Last summer when I was ordering fabric for my Jamie Dress, I found Jennifer Paganelli's West Indies collection and fell head over heels for Matilda in Cocoa. The birds were too pretty to pass up so I ordered 2 1/2 yds. I had no idea what I'd make with the large overall print. Initially I had thought perhaps another School House Tunic. Maybe a Torii Tunic? Or a skirt? I knew to really let the fabric shine I would require a pattern with simple, understated lines. Nothing fancy or finicky. I mulled over possibilities throughout the winter, unable to decide until suddenly, a few weeks ago, I remembered a pattern I had picked up on sale at some point last year. Sis Boom's Rebecca Shift. It fit the bill perfectly!
For a PDF pattern, you just can't beat the Sis Boom patterns. I could go on and on about them. Seriously! First off I hate having to print off a gazillion pages only to find out that for my size half of them get cut away. The beauty with Sis Boom? You're given a table that tells you exactly what pages you need for your size. And with a pattern like Rebecca that you may want to "Frankenpattern" using different sizes she breaks down the pagination for each of the components. LOVE this feature!!!!!
And I may have grumbled, muttered, cursed on more than one occasion about my dislike of the pasting together and cutting of pattern pieces. But let me tell you, these are the stuff pattern putting together dreams are made of. It doesn't matter if preschoolers have "helped" by rearranging my pages from one end of the house to the other. I can easily tell which piece belongs where with the shaded sections that clearly not only tell me what they should be joined to but show exactly how much they should overlap each other.
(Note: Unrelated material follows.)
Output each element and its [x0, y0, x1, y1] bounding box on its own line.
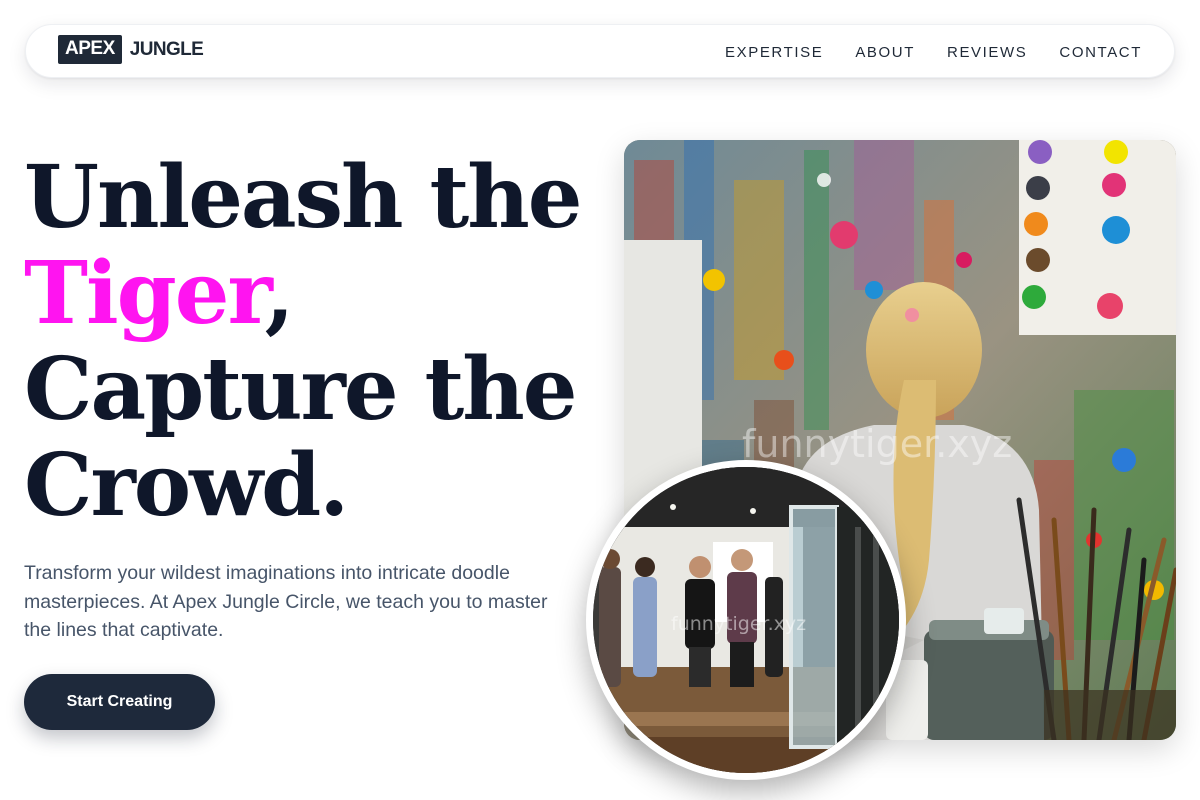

I can't even begin to describe how much quicker and easier this is than trying to match up tiny bulls eyes or little dots like some other PDFs utilize. Anyways enough gushing about the pattern. I actually have gone on and on so it would seem.
So let's get down to the nitty gritty. It turns out I am sort of a weird combo of sizes. I should have "frankenpatterned" (she explains how), but I didn't. I should've made a muslin, but I didn't. I should've, maybe once, in the sewing of the dress, glanced at the instructions and not gone off memory from when I had taken a brief look at them a few weeks ago, but I didn't. What I did do was sew a perfectly lovely dress for someone definitely not my size or shape. Thank heavens it was on the too big side of not fitting instead of the too small.
So me and my trusty sidekick the seam ripper had an epic rendezvous. Princess seams taken in, armscye reduced, zipper removed, back seam taken in to the proper width (could've avoided that one if I'd bothered to read...), side seams of the skirt portion taken in, taken in again, - what the heck... where did the saddlebags come from??? - and taken in a final time. Done!
The dress is on the roomy side still, but it's a comfy roomy not a "who's dress did you borrow because it totally doesn't fit you" roomy. I can definitely live with it and it will be perfect for those hot humid days of summer when I just want something easy to pull on! Plus the blue birds? They just make me happy!